If there’s one criticism I could level at Umbrella Academy, it's that I hope that as Gerard Way develops as a writer he understands that there’s sometimes a fine line between righteous indignation and overbearingly whiny self-pity. To invoke comedian Artie Lange, there are a lot of “Wah” moments in this mini: “Wah! My daddy didn’t love me enough” “Wah! My adopted sister doesn’t wanna go out with me!” “Wah! My father stuck my head on the body of a gorilla” Well, okay, maybe we’ll let that last one slide. All this angsting and drama might be more palatable if the heroes were teenagers, but they’re all entering their thirties. Shouldn’t they have gained a little perspective by now? At some points I wanted to reach into the comic and grab some of these characters by the shoulders, shake em around a bit and tell them to grow a set and stop being such crybabies.

But enough grousing-- back to the unbridled heaping of praise! Let’s talk about the phenomenal Gabriel Ba, who as far can see is the absolute perfect artist for this material.

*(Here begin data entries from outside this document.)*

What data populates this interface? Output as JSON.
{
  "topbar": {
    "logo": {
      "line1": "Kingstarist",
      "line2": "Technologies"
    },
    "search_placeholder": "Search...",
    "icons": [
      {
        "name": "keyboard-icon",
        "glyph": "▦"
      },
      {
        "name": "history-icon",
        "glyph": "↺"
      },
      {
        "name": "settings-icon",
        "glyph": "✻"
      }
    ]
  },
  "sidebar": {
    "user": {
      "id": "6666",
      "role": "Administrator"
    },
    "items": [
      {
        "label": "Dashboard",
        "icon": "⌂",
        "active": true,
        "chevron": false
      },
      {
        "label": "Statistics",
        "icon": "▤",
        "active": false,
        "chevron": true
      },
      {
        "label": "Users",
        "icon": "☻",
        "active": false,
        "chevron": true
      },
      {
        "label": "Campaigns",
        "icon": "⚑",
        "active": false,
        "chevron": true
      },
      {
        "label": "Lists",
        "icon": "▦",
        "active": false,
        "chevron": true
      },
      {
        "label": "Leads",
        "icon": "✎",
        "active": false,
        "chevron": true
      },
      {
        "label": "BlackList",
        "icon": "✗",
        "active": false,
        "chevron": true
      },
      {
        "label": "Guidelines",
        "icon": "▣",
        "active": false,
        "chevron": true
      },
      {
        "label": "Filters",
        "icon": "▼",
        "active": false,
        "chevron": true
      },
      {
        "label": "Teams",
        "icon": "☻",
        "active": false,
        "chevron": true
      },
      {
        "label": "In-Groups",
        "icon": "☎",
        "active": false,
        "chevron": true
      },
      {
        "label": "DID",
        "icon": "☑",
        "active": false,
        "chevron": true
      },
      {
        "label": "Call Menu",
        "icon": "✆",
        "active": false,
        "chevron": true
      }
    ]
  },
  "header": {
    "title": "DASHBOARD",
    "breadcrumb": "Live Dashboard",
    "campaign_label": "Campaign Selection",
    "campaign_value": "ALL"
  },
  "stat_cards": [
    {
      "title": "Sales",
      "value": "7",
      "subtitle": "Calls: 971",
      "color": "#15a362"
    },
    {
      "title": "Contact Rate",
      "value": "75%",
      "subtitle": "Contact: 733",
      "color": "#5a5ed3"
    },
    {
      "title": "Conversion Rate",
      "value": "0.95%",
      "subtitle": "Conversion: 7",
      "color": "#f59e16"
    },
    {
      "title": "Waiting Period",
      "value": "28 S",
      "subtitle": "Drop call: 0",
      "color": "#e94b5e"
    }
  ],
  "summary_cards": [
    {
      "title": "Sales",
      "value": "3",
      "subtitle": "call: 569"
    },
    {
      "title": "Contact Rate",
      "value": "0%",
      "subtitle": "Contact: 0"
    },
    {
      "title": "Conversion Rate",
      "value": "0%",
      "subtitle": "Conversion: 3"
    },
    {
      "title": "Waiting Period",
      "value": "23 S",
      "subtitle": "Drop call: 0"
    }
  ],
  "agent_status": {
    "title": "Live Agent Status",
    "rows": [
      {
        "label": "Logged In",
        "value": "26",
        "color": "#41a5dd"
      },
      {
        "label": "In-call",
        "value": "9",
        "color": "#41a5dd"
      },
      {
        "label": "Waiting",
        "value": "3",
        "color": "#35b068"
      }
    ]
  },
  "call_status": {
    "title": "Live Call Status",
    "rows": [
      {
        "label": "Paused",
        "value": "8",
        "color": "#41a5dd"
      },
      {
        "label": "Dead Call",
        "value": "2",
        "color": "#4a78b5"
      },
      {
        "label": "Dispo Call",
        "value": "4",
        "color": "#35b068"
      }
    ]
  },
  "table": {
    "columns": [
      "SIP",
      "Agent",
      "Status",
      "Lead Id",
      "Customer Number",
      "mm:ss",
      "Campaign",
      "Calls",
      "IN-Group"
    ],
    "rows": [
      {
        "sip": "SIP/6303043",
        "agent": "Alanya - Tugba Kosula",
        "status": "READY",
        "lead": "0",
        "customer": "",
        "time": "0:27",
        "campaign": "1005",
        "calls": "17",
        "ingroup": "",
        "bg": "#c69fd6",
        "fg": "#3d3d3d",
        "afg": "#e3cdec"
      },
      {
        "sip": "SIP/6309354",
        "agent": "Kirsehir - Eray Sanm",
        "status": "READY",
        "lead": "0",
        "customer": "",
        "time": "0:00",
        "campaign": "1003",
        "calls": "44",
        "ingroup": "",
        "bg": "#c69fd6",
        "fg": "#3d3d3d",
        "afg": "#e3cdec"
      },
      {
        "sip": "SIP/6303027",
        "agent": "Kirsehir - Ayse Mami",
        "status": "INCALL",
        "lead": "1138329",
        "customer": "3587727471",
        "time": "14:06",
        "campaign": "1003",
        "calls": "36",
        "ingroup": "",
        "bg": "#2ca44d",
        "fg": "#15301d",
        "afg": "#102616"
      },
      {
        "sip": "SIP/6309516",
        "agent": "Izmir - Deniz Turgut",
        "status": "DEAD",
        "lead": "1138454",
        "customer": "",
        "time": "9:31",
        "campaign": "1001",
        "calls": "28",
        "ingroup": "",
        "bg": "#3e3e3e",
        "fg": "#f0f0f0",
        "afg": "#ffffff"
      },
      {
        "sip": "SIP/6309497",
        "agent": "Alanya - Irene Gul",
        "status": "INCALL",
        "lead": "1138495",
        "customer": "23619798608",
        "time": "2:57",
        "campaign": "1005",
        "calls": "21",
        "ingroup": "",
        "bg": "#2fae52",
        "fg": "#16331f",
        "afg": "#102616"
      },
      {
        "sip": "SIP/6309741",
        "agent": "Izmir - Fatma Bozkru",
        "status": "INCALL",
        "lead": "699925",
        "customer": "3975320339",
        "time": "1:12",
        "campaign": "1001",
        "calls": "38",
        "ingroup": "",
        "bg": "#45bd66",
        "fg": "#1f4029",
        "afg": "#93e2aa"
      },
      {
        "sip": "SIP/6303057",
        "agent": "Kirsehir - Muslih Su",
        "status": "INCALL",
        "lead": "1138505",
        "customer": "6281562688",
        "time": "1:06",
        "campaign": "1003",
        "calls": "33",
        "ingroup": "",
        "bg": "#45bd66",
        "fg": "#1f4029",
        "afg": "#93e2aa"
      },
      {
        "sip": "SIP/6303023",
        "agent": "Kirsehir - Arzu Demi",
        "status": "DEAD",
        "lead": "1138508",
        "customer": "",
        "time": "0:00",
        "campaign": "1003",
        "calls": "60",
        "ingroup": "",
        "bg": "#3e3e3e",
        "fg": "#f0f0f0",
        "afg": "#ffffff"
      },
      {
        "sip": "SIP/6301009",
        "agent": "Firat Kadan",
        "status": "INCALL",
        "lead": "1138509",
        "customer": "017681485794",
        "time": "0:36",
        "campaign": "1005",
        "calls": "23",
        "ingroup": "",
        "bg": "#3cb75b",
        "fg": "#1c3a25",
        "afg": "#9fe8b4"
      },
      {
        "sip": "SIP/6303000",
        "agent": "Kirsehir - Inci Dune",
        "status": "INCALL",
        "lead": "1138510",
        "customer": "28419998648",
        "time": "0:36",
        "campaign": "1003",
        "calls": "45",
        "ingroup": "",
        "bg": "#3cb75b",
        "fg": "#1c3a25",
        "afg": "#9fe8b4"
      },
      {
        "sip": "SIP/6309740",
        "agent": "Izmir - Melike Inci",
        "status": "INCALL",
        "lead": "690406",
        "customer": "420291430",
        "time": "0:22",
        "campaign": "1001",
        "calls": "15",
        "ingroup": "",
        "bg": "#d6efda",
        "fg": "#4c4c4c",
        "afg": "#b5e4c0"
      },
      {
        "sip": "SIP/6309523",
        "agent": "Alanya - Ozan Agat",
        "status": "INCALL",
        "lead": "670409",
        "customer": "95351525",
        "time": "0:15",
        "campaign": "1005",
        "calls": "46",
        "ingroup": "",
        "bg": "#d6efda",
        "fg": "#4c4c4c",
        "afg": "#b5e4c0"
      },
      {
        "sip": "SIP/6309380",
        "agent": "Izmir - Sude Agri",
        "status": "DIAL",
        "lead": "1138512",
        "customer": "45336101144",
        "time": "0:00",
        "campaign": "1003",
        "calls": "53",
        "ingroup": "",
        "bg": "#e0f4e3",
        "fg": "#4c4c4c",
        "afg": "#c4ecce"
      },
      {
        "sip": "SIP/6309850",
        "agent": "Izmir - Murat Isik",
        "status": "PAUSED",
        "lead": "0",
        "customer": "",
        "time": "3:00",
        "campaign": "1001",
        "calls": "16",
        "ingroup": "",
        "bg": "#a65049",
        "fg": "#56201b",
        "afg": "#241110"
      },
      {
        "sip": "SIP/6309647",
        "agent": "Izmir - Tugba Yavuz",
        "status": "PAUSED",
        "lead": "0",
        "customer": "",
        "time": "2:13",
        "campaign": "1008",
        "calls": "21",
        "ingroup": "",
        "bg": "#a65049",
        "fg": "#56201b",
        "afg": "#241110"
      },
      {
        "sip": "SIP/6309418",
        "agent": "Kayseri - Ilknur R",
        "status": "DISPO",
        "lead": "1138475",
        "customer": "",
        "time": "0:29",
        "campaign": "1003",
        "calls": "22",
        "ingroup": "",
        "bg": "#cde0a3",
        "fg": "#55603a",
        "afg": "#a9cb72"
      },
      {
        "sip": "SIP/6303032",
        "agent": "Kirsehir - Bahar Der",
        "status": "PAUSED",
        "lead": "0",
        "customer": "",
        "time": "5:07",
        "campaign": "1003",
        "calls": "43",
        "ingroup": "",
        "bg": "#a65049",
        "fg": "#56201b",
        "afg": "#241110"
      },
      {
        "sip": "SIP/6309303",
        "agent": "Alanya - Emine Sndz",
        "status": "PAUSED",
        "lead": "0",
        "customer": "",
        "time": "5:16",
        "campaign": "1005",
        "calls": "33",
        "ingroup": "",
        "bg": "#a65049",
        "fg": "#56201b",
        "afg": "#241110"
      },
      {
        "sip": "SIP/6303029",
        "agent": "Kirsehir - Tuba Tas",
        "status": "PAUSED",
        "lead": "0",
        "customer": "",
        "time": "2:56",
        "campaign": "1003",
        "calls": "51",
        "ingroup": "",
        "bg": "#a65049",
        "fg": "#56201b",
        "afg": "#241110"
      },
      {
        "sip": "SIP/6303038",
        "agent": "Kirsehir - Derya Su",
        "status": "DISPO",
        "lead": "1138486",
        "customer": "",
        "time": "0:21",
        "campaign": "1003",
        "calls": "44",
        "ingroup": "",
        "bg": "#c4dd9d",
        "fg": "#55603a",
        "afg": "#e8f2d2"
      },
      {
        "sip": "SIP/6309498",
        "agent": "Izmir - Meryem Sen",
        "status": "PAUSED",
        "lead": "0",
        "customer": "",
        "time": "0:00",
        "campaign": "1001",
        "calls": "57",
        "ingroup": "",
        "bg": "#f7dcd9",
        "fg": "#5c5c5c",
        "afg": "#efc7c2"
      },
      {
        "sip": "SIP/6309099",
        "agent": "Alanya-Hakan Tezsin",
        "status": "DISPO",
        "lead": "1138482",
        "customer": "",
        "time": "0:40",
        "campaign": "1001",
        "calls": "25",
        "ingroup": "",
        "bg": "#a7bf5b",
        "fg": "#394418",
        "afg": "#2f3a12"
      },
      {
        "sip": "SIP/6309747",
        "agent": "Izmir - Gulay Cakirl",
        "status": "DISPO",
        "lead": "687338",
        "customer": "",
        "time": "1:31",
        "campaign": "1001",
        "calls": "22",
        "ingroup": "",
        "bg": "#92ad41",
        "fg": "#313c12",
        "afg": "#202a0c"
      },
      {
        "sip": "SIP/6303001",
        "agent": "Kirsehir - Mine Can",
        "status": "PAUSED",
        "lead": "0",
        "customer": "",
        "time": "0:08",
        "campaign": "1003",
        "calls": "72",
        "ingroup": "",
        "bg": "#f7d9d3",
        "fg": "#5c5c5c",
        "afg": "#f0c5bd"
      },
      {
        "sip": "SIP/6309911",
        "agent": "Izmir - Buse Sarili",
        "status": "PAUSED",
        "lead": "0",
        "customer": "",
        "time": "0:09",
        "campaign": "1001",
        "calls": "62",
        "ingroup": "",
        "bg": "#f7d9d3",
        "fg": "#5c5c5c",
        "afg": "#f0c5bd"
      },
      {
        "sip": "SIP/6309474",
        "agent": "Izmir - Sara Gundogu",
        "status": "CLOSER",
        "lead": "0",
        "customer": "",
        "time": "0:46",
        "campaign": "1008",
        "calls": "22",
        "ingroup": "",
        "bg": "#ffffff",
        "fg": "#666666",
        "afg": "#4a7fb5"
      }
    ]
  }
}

His art is stylized without being overly-cartoony, incredibly imaginative and successful at combining all the bizarre elements Way feverishly worked into his script and convincingly making them co-exist in the same startling world. There’s so much great stuff to look at here, the word balloons sometimes just seem like merely a special added bonus. I took such a liking to Ba’s style, I immediately placed my order for Casanova, the espionage book he did for Image with Matt Fraction.

Like Grant Morrison before him, Gerard Way is absolutely bursting with ideas, so much so that there are throwaway lines and unresolved plot threads that could fuel future Umbrella Academy epics for years to come. There is, of course, the question of the children’s birth: how did they come to be born and what was the fate of the other 36 babies? And if they were born all over the world, why are they all Caucasian? And what the heck does a burly wrestler defeating a giant squid alien in the ring have to do with it? Also, the fact that Hargreeves was an extraterrestrial was mentioned just once in this book, and then never brought up again. Happily, although Way is presumably quite busy with his day job (from what I understand he bums around playing in a band), he is already hard at work on the sequel miniseries Umbrella Academy: Texas, in which we will very likely learn more about Number 5 and his time-tossed misadventures. Pick up the first issue (released last week) and this trade and you will be all up to speed on the most imaginative and fun superteam to come along in quite some time. And if you consider how many superhero teams there are glutting up the market, that’s really saying something.

Rating: 9.5/10

1 comment:

Anonymous said...

Finally you review something I've actually read. I picked this one up when it came out just for Ba's art -- I wouldn't know Gerard Way from the Appian Way, but I'd already read Casanova and knew I wanted to see more from that guy. Good thing it turned out that Way can write too.

If you like Ba, you also ought to keep an eye out for his equally talented brother, Fabio Moon (who did the second "album" of Casanova with Fraction). Moon's art is a little wilder and less detailed than Ba's, but no less great in its own way.